Best practices for building an incident management plan and process

A thoughtful incident management plan can help you avoid future security incidents and cut down your incident response time drastically.

Robert Ross

When incidents inevitably occur in your software stack, managing them well could be the difference between losing customers and building trust with them. In this article, we’ll give you and your team some best practices on how to prepare for managing incidents. It’s crucial to define service ownership, a declaration process, and practice all of it. With a little planning now, you'll be able to cut your incident response time drastically.
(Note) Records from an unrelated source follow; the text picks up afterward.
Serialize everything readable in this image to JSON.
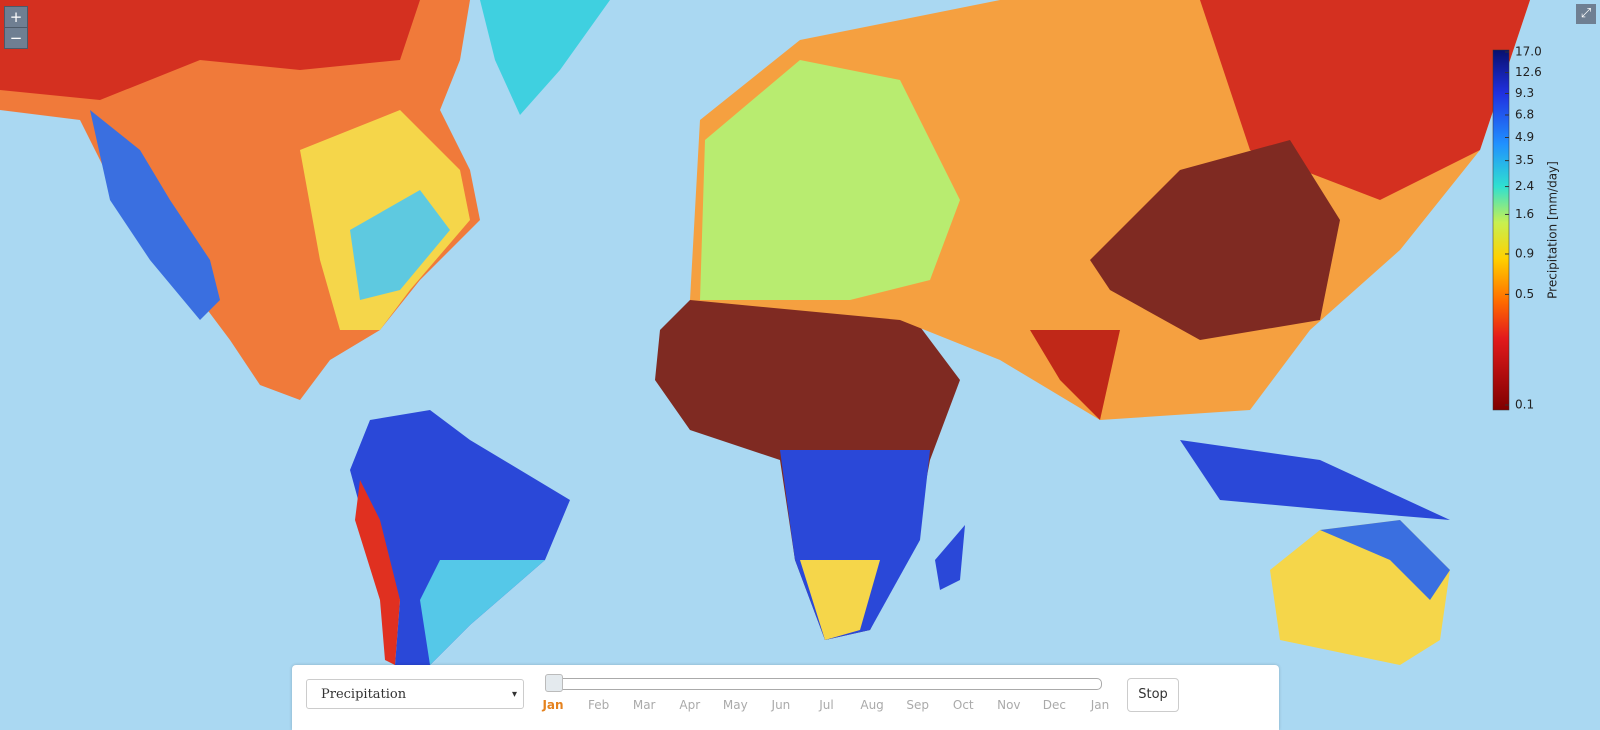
{
  "zoom_controls": {
    "zoom_in": "+",
    "zoom_out": "−"
  },
  "legend": {
    "title": "Precipitation [mm/day]",
    "scale": "log",
    "ticks": [
      {
        "value": 17,
        "label": "17.0"
      },
      12.6,
      9.3,
      6.8,
      4.9,
      3.5,
      2.4,
      1.6,
      0.9,
      0.5,
      0.1
    ]
  },
  "controls": {
    "variable": "Precipitation",
    "months": [
      "Jan",
      "Feb",
      "Mar",
      "Apr",
      "May",
      "Jun",
      "Jul",
      "Aug",
      "Sep",
      "Oct",
      "Nov",
      "Dec",
      "Jan"
    ],
    "selected_month": 0,
    "button": "Stop"
  }
}
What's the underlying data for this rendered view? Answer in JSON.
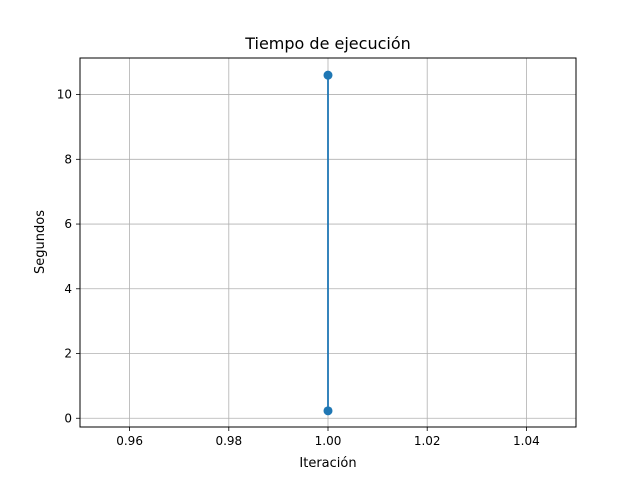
{
  "chart_data": {
    "type": "line",
    "title": "Tiempo de ejecución",
    "xlabel": "Iteración",
    "ylabel": "Segundos",
    "xlim": [
      0.95,
      1.05
    ],
    "ylim": [
      -0.27,
      11.13
    ],
    "xticks": [
      0.96,
      0.98,
      1.0,
      1.02,
      1.04
    ],
    "xtick_labels": [
      "0.96",
      "0.98",
      "1.00",
      "1.02",
      "1.04"
    ],
    "yticks": [
      0,
      2,
      4,
      6,
      8,
      10
    ],
    "ytick_labels": [
      "0",
      "2",
      "4",
      "6",
      "8",
      "10"
    ],
    "grid": true,
    "series": [
      {
        "color": "#1f77b4",
        "marker": "circle",
        "points": [
          {
            "x": 1.0,
            "y": 0.23
          },
          {
            "x": 1.0,
            "y": 10.6
          }
        ]
      }
    ]
  }
}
Building an incident management plan

Most teams have a plan for how to solve known technical problems in their systems (like scaling their Kubernetes clusters) but many teams haven’t taken the time to plan for how to respond to unknown problems. While it’s difficult to predict when and what incidents will occur, we can put into place the steps to take when an incident is declared. We’re planning so we can avoid ad-hoc management of our incidents which oftentimes prolongs them. You’ll have a hard time shaking off a poorly managed incident — and you’ll remember it all too well.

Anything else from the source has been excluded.